Living Like A Bird
Monday, June 8th, 2009
Osprey by Marc Schulman
A significant portion of you are familiar with this little dichotomy. I’ve been featured at a few Furry conventions over the years and my popularity among the animal-savvy seems to be growing. The fact that some of my Second Life fans still haven’t seen me in person as a human makes for a unique image to uphold. There are a lot of people, however, who just want to hear the music.
For the “normal” people out there, I’m just your average piano rocker trying to eke out a living in the music business. I can’t exactly hide my fascination with the Pandion Haliaetus, but fortunately most of you don’t seem to be weirded out by it. I’m not the guy with the ears and tail at the shopping mall, nor am I anything you’ve read about in Vanity Fair or seen on TV. If you’d like to compare me to those freak shows, I will happily find the choicest representatives of your hobbies or religions and write about them for you.
No, I’ve just had the usual fascination with animals and, in particular, Osprey. When I was younger (up to and including last week) I spoke to an imaginary friend- a 6-foot tall humanoid osprey. I even wrote a musical incorporating a friend of his as my senior project in college. I spent over a decade writing a 400-page novel about the world my avian friend comes from… I’m hoping that someday I can share it with you, but it needs some serious revisions that I just can’t focus on right now.

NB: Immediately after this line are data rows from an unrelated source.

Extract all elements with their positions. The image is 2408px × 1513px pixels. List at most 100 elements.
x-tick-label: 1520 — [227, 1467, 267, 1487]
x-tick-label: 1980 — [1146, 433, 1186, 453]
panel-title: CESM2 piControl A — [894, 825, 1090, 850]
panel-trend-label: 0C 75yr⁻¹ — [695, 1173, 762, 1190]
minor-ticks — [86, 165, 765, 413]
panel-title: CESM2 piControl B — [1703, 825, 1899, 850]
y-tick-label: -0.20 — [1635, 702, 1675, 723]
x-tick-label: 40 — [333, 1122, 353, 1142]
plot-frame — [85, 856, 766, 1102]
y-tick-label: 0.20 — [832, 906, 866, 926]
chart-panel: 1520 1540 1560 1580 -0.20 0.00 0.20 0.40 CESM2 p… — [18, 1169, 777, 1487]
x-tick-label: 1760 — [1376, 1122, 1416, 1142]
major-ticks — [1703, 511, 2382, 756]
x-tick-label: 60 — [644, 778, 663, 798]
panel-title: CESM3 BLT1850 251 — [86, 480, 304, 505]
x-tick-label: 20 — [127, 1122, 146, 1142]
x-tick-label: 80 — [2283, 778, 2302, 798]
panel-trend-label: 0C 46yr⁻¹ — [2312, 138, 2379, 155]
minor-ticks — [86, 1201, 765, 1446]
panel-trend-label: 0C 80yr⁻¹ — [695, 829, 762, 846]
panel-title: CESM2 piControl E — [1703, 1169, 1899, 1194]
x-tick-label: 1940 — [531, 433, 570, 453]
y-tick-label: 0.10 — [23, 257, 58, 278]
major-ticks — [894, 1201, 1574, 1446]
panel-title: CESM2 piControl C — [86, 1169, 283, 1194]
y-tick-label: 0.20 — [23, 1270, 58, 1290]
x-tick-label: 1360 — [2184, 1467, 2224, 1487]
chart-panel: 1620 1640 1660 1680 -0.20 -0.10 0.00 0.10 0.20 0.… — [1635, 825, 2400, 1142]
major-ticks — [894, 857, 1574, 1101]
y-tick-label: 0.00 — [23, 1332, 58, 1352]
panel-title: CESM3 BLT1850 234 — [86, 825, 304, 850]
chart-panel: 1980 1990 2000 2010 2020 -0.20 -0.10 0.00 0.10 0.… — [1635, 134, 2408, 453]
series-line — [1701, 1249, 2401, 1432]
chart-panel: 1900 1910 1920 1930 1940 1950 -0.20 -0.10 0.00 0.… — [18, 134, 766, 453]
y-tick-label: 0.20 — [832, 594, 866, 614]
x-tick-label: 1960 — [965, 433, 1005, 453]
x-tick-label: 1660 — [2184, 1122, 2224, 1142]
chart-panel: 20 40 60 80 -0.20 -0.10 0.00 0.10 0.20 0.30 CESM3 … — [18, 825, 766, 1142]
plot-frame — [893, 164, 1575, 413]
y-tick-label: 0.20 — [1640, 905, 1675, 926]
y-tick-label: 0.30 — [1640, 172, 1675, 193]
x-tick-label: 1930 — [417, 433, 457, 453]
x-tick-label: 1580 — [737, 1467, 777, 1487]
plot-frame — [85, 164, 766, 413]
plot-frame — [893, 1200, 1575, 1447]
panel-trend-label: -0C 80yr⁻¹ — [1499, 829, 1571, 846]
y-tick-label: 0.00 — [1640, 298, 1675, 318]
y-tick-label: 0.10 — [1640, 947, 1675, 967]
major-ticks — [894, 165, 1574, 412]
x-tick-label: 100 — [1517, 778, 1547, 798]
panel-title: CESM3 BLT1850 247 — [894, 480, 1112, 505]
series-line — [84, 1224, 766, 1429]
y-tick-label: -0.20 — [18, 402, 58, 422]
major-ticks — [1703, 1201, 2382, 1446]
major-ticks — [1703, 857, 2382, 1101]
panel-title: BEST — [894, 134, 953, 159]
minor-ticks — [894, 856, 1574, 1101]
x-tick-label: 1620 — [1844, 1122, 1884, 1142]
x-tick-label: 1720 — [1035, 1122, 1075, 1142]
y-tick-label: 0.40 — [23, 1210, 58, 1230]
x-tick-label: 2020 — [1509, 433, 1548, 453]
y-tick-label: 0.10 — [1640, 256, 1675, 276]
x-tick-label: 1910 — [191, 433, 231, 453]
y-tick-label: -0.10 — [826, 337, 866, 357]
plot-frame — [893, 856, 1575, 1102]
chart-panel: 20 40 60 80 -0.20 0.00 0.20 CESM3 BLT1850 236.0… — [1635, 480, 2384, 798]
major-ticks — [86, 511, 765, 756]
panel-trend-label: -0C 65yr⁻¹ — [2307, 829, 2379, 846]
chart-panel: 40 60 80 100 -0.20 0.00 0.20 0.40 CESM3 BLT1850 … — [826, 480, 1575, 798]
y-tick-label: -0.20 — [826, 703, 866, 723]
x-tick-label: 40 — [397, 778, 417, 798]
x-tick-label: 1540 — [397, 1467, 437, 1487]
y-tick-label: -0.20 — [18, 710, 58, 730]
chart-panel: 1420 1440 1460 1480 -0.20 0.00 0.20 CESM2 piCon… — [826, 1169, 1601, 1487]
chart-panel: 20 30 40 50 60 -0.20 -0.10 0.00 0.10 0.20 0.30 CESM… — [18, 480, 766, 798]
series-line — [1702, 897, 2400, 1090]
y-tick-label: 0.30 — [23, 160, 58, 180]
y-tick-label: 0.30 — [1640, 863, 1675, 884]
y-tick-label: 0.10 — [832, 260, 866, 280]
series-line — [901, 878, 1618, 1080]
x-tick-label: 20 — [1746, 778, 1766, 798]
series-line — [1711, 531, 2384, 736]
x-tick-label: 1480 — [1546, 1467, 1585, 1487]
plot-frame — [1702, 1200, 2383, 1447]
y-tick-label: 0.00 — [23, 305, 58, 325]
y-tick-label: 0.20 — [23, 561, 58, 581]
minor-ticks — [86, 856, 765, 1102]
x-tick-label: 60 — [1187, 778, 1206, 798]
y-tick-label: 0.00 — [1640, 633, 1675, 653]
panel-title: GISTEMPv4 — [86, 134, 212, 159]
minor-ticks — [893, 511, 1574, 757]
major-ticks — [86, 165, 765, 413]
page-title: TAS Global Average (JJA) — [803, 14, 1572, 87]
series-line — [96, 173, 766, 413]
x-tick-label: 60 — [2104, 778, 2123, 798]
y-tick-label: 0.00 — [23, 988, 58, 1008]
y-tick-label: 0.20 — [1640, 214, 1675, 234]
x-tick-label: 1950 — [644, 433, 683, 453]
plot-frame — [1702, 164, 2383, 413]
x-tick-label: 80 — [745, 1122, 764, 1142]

When you consider that anthropomorphism has played a major role in everything from religions to sporting events for thousands of years, it should surprise no one that some of us feel drawn to an animal that represents something we admire or covet. If you think this is odd, you haven’t taken a look at your favorite sports teams recently- chances are good they’re represented by an animal. So is your local gas station. Jesus Christ was called both a lion and a lamb, depending on the verse. We name our attack helicopters and fighter jets after birds of prey and Indian tribes. For that matter, those Indian tribes believe in spirits personified by the animals from their surrounding territory.
It honestly makes me sad when I encounter people who don’t entertain these kinds of concepts. If all you’ve thought about are things you’ve seen in this world, you are living in a very limited space. You’re trapped in a studio apartment with no windows- you may be content with your surroundings and your life, but I believe you suffer from an imaginative agoraphobia. Once you’ve seen what’s outside the walls of normality, you might wonder how you existed before.
Do I write songs about birds? Not a whole lot. I’ve written about cows more often than I’ve written about birds, to be honest. I write about what I experience, and I haven’t experienced birdness yet. The bird thing is more of a constant fascination- something that I feel drawn to in a way that I just can’t quantify. I wish I could be a bird, that’s for certain, but until I disappear in a cloud of feathers I want my fans to understand one of my long-term fixations. It’s a fun world to immerse myself in from time to time, and it affects my daily life in tiny ways I’m not aware of.
What are you drawn to? What’s the little non-sequitir that exists in your daily life, making things a bit more interesting? How are you using that?
Update: I love hearing from all of my friends who already get this stuff, but if you’re a “normal” person and are a bit shy about commenting, please respond to this anyway!